Although not entirely clear from the record, it appears that plaintiffs commenced this action against defendant in April 1989 for breach of contract, breach of warranty, fraud, unjust enrichment, malicious prosecution, abuse of process, libel and slander based upon the unsuccessful completion of an oral contract for the purchase and sale of an automobile owned by defendant.   After the matter was set down for trial, plaintiffs moved for leave to amend the complaint to add an additional defendant.   On April 18, 1994, Supreme Court (Mycek, J.) granted plaintiffs' motion, struck the matter from the trial calendar and directed plaintiffs' counsel to submit an order.   When counsel did so in November 1995-some 19 months later-Supreme Court, noting that the matter had been struck from the trial calendar and not restored within one year (see, CPLR 3404), declined to sign the proposed order.   Plaintiffs subsequently moved to vacate the automatic dismissal and Supreme Court (Lynch, J.) denied the motion upon the ground that such relief previously had been denied by Justice Mycek.   These appeals by plaintiffs ensued.

 Inasmuch as “[a] dismissal under CPLR 3404 is a species of default” (Siegel, Practice Commentaries, McKinney's Cons. Laws of N.Y., Book 7B, CPLR C3404:5, at 76;  see, Maida v. Rite Aid Corp., 210 A.D.2d 589, 590, 619 N.Y.S.2d 812), plaintiffs' remedy with respect to Justice Mycek's order was to move to vacate the default and, if necessary, appeal from the denial of that motion (see, Matter of Hurst v. Hurst, 227 A.D.2d 689, 642 N.Y.S.2d 561).  Although plaintiffs' counsel requested that plaintiffs be permitted to make a motion to restore the case to the trial calendar if in fact Justice Mycek considered the matter abandoned under CPLR 3404, which would require a showing of the usual factors necessary to vacate a default (see, Maida v. Rite Aid Corp., supra, at 590, 619 N.Y.S.2d 812), the record does not disclose that plaintiffs actually made such a motion before Justice Mycek.   Having failed to do so, and inasmuch as no appeal lies from an order entered on default (see, Matter of Hurst v.
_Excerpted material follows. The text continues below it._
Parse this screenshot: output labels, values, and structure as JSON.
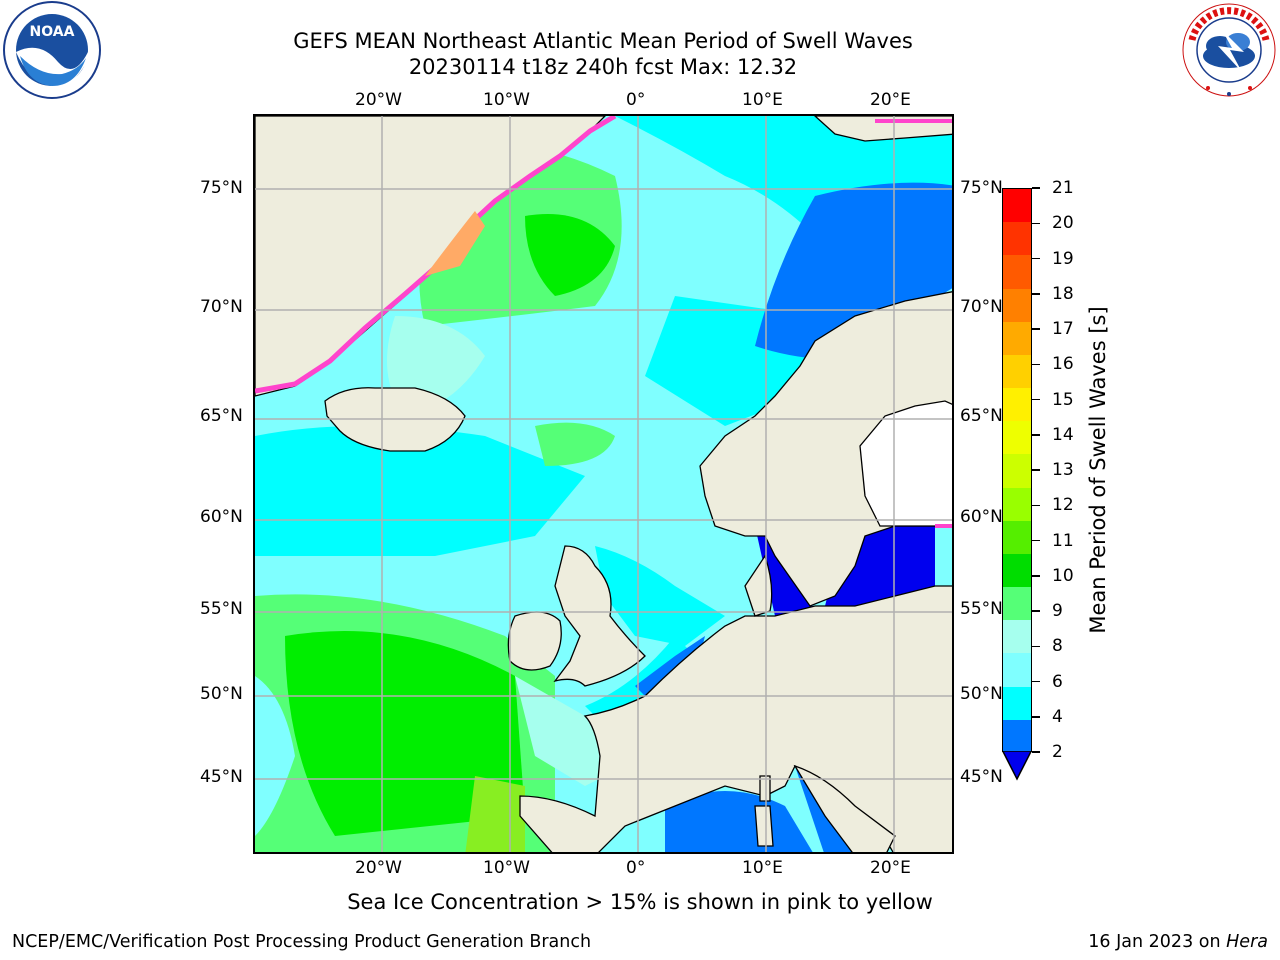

Hurst, supra ), plaintiffs' appeal from Justice Mycek's order entered December 13, 1995 must be dismissed.

 Having concluded that plaintiffs first moved to vacate the automatic dismissal before Justice Lynch, it necessarily follows that Justice Lynch erred in concluding that plaintiffs' motion should be denied upon the ground that such relief previously had been denied by Justice Mycek.   This issue need not detain us, however, as the record demonstrates that plaintiffs cannot prevail upon their motion to restore in any event.  “To prevail on a CPLR 3404 motion, the movant must demonstrate the merits of the case, a reasonable excuse for the delay, the absence of an intent to abandon the matter and the lack of prejudice to the nonmoving party in the event the case is restored to the trial calendar * * * ” (Elliot v. Nyack Hosp., 204 A.D.2d 958, 612 N.Y.S.2d 271 [citation omitted];  see, Krantz v. Scholtz, 201 A.D.2d 784, 785, 607 N.Y.S.2d 183, lv. dismissed 83 N.Y.2d 902, 614 N.Y.S.2d 383, 637 N.E.2d 274).   This plaintiffs failed to do.   Among other things, the conclusory affidavit submitted by plaintiff Fabio Floccuzio does not contain sufficient evidentiary facts to establish that the causes of action alleged have merit.   Plaintiffs' remaining contentions are equally unpersuasive.

ORDERED that the appeal from the order entered December 13, 1995 is dismissed.

ORDERED that the order entered October 15, 1996 is modified, on the law and the facts, without costs, by denying plaintiffs' motion on the merits, and, as so modified, affirmed.

CREW, Justice.

MIKOLL, J.P., and MERCURE, WHITE and PETERS, JJ., concur.